Investment management has the opportunity to join other industries that have used data to remake their relationship and service model, but it is going to require realigning roles and de-siloing our deep knowledge about our clients.

The Bottom Line…

Larry's career has been all about helping firms modernize their client engagement platforms. And that means helping them to embrace change.

As long as the companies ignore the full promise of digital transformation, they will be vulnerable to competitors, inside and outside the industry, who are using client data to gain competitive advantage. It's only a matter of time before digitally enabled disruption comes to the investment management industry. The industry has an opportunity to get there first itself, but only if ambitious firms take advantage of the crisis to evolve away from their analog models.

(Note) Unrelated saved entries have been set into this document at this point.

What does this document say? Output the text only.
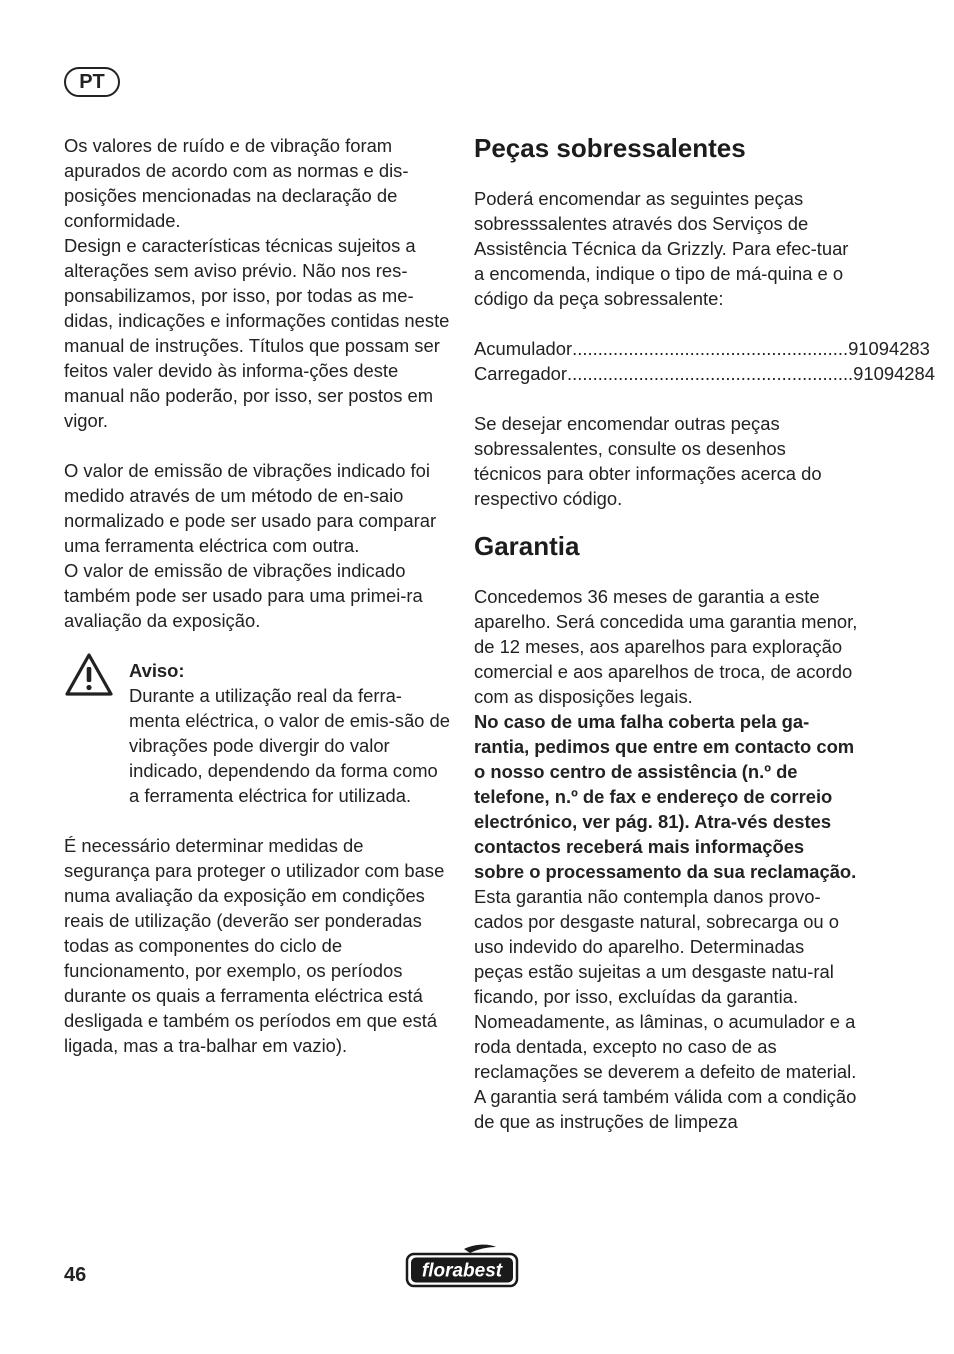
PT

Os valores de ruído e de vibração foram apurados de acordo com as normas e dis-posições mencionadas na declaração de conformidade.

Design e características técnicas sujeitos a alterações sem aviso prévio. Não nos res-ponsabilizamos, por isso, por todas as me-didas, indicações e informações contidas neste manual de instruções. Títulos que possam ser feitos valer devido às informa-ções deste manual não poderão, por isso, ser postos em vigor.

O valor de emissão de vibrações indicado foi medido através de um método de en-saio normalizado e pode ser usado para comparar uma ferramenta eléctrica com outra.

O valor de emissão de vibrações indicado também pode ser usado para uma primei-ra avaliação da exposição.

Aviso:

Durante a utilização real da ferra-menta eléctrica, o valor de emis-são de vibrações pode divergir do valor indicado, dependendo da forma como a ferramenta eléctrica for utilizada.

É necessário determinar medidas de segurança para proteger o utilizador com base numa avaliação da exposição em condições reais de utilização (deverão ser ponderadas todas as componentes do ciclo de funcionamento, por exemplo, os períodos durante os quais a ferramenta eléctrica está desligada e também os períodos em que está ligada, mas a tra-balhar em vazio).

Peças sobressalentes

Poderá encomendar as seguintes peças sobresssalentes através dos Serviços de Assistência Técnica da Grizzly. Para efec-tuar a encomenda, indique o tipo de má-quina e o código da peça sobressalente:

Acumulador ...................................................... 91094283
Carregador ........................................................ 91094284

Se desejar encomendar outras peças sobressalentes, consulte os desenhos técnicos para obter informações acerca do respectivo código.

Garantia

Concedemos 36 meses de garantia a este aparelho. Será concedida uma garantia menor, de 12 meses, aos aparelhos para exploração comercial e aos aparelhos de troca, de acordo com as disposições legais.

No caso de uma falha coberta pela ga-rantia, pedimos que entre em contacto com o nosso centro de assistência (n.º de telefone, n.º de fax e endereço de correio electrónico, ver pág. 81). Atra-vés destes contactos receberá mais informações sobre o processamento da sua reclamação.

Esta garantia não contempla danos provo-cados por desgaste natural, sobrecarga ou o uso indevido do aparelho. Determinadas peças estão sujeitas a um desgaste natu-ral ficando, por isso, excluídas da garantia. Nomeadamente, as lâminas, o acumulador e a roda dentada, excepto no caso de as reclamações se deverem a defeito de material.

A garantia será também válida com a condição de que as instruções de limpeza

46	florabest
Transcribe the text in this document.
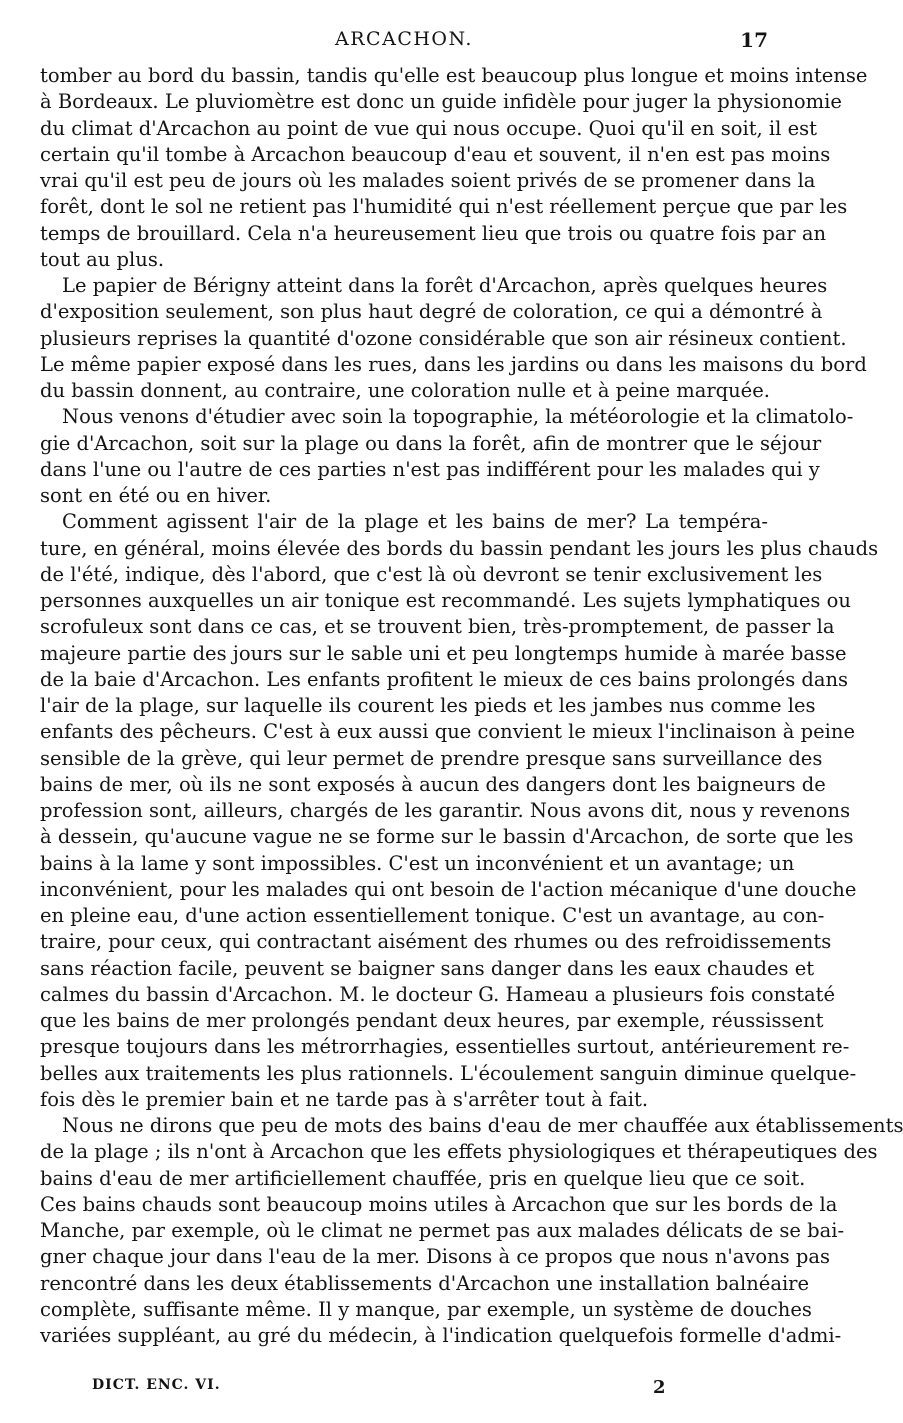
ARCACHON.	17
tomber au bord du bassin, tandis qu'elle est beaucoup plus longue et moins intense
à Bordeaux. Le pluviomètre est donc un guide infidèle pour juger la physionomie
du climat d'Arcachon au point de vue qui nous occupe. Quoi qu'il en soit, il est
certain qu'il tombe à Arcachon beaucoup d'eau et souvent, il n'en est pas moins
vrai qu'il est peu de jours où les malades soient privés de se promener dans la
forêt, dont le sol ne retient pas l'humidité qui n'est réellement perçue que par les
temps de brouillard. Cela n'a heureusement lieu que trois ou quatre fois par an
tout au plus.
Le papier de Bérigny atteint dans la forêt d'Arcachon, après quelques heures
d'exposition seulement, son plus haut degré de coloration, ce qui a démontré à
plusieurs reprises la quantité d'ozone considérable que son air résineux contient.
Le même papier exposé dans les rues, dans les jardins ou dans les maisons du bord
du bassin donnent, au contraire, une coloration nulle et à peine marquée.
Nous venons d'étudier avec soin la topographie, la météorologie et la climatolo-
gie d'Arcachon, soit sur la plage ou dans la forêt, afin de montrer que le séjour
dans l'une ou l'autre de ces parties n'est pas indifférent pour les malades qui y
sont en été ou en hiver.
Comment agissent l'air de la plage et les bains de mer? La tempéra-
ture, en général, moins élevée des bords du bassin pendant les jours les plus chauds
de l'été, indique, dès l'abord, que c'est là où devront se tenir exclusivement les
personnes auxquelles un air tonique est recommandé. Les sujets lymphatiques ou
scrofuleux sont dans ce cas, et se trouvent bien, très-promptement, de passer la
majeure partie des jours sur le sable uni et peu longtemps humide à marée basse
de la baie d'Arcachon. Les enfants profitent le mieux de ces bains prolongés dans
l'air de la plage, sur laquelle ils courent les pieds et les jambes nus comme les
enfants des pêcheurs. C'est à eux aussi que convient le mieux l'inclinaison à peine
sensible de la grève, qui leur permet de prendre presque sans surveillance des
bains de mer, où ils ne sont exposés à aucun des dangers dont les baigneurs de
profession sont, ailleurs, chargés de les garantir. Nous avons dit, nous y revenons
à dessein, qu'aucune vague ne se forme sur le bassin d'Arcachon, de sorte que les
bains à la lame y sont impossibles. C'est un inconvénient et un avantage; un
inconvénient, pour les malades qui ont besoin de l'action mécanique d'une douche
en pleine eau, d'une action essentiellement tonique. C'est un avantage, au con-
traire, pour ceux, qui contractant aisément des rhumes ou des refroidissements
sans réaction facile, peuvent se baigner sans danger dans les eaux chaudes et
calmes du bassin d'Arcachon. M. le docteur G. Hameau a plusieurs fois constaté
que les bains de mer prolongés pendant deux heures, par exemple, réussissent
presque toujours dans les métrorrhagies, essentielles surtout, antérieurement re-
belles aux traitements les plus rationnels. L'écoulement sanguin diminue quelque-
fois dès le premier bain et ne tarde pas à s'arrêter tout à fait.
Nous ne dirons que peu de mots des bains d'eau de mer chauffée aux établissements
de la plage ; ils n'ont à Arcachon que les effets physiologiques et thérapeutiques des
bains d'eau de mer artificiellement chauffée, pris en quelque lieu que ce soit.
Ces bains chauds sont beaucoup moins utiles à Arcachon que sur les bords de la
Manche, par exemple, où le climat ne permet pas aux malades délicats de se bai-
gner chaque jour dans l'eau de la mer. Disons à ce propos que nous n'avons pas
rencontré dans les deux établissements d'Arcachon une installation balnéaire
complète, suffisante même. Il y manque, par exemple, un système de douches
variées suppléant, au gré du médecin, à l'indication quelquefois formelle d'admi-
DICT. ENC. VI.	2
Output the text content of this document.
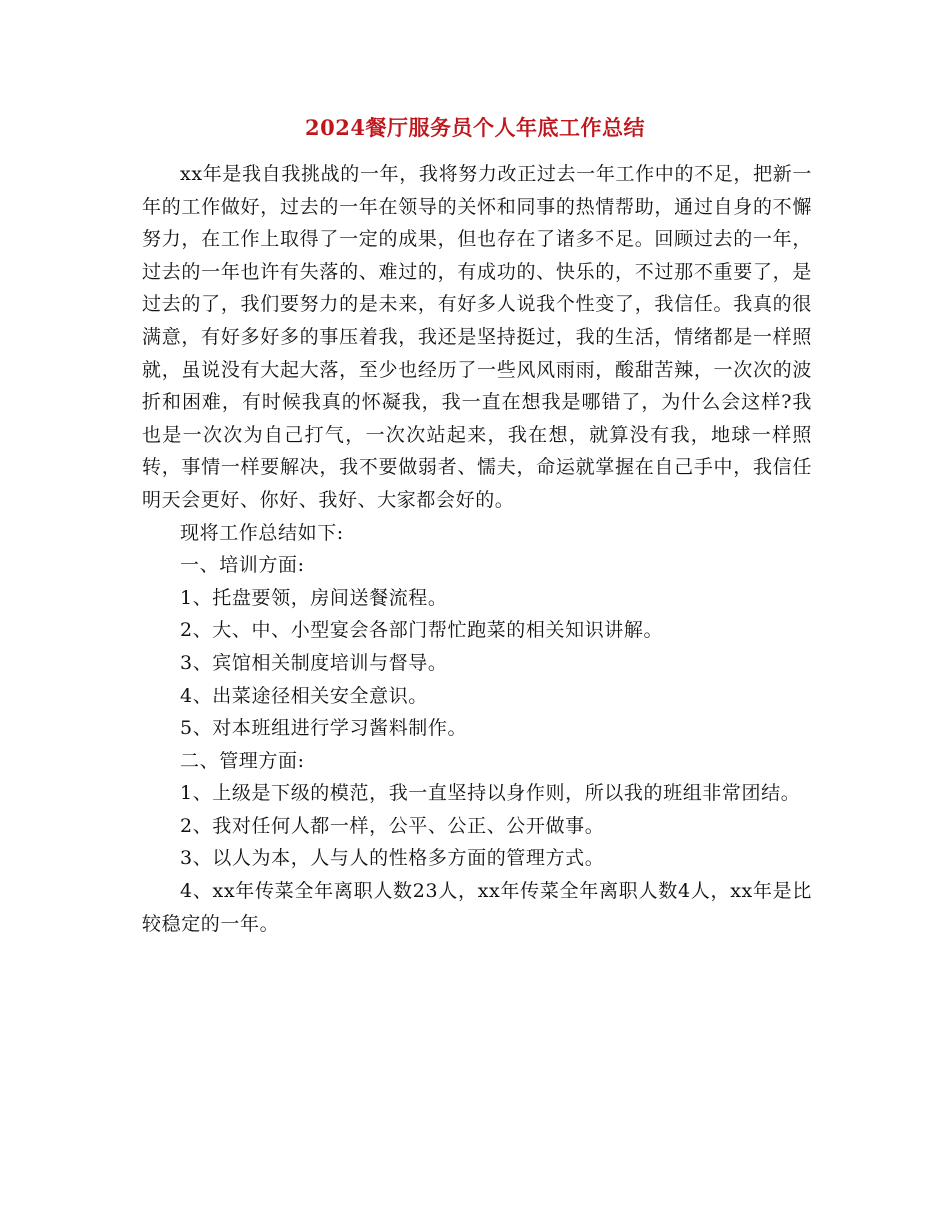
2024餐厅服务员个人年底工作总结

xx年是我自我挑战的一年，我将努力改正过去一年工作中的不足，把新一年的工作做好，过去的一年在领导的关怀和同事的热情帮助，通过自身的不懈努力，在工作上取得了一定的成果，但也存在了诸多不足。回顾过去的一年，过去的一年也许有失落的、难过的，有成功的、快乐的，不过那不重要了，是过去的了，我们要努力的是未来，有好多人说我个性变了，我信任。我真的很满意，有好多好多的事压着我，我还是坚持挺过，我的生活，情绪都是一样照就，虽说没有大起大落，至少也经历了一些风风雨雨，酸甜苦辣，一次次的波折和困难，有时候我真的怀凝我，我一直在想我是哪错了，为什么会这样?我也是一次次为自己打气，一次次站起来，我在想，就算没有我，地球一样照转，事情一样要解决，我不要做弱者、懦夫，命运就掌握在自己手中，我信任明天会更好、你好、我好、大家都会好的。

现将工作总结如下:

一、培训方面:

1、托盘要领，房间送餐流程。

2、大、中、小型宴会各部门帮忙跑菜的相关知识讲解。

3、宾馆相关制度培训与督导。

4、出菜途径相关安全意识。

5、对本班组进行学习酱料制作。

二、管理方面:

1、上级是下级的模范，我一直坚持以身作则，所以我的班组非常团结。

2、我对任何人都一样，公平、公正、公开做事。

3、以人为本，人与人的性格多方面的管理方式。

4、xx年传菜全年离职人数23人，xx年传菜全年离职人数4人，xx年是比较稳定的一年。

Most investment management marketing people aren't any more ready for this new approach than salespeople are. They need to build not only their digital and data science skills but also their familiarity with the details of the revenue models of their firms.

“Most of us who have grown up in financial services marketing haven’t had direct responsibility for the commercial side of the business,” including pricing and meeting revenue targets. “In this new construct, these (responsibilities) will be shared across dedicated client segment teams.”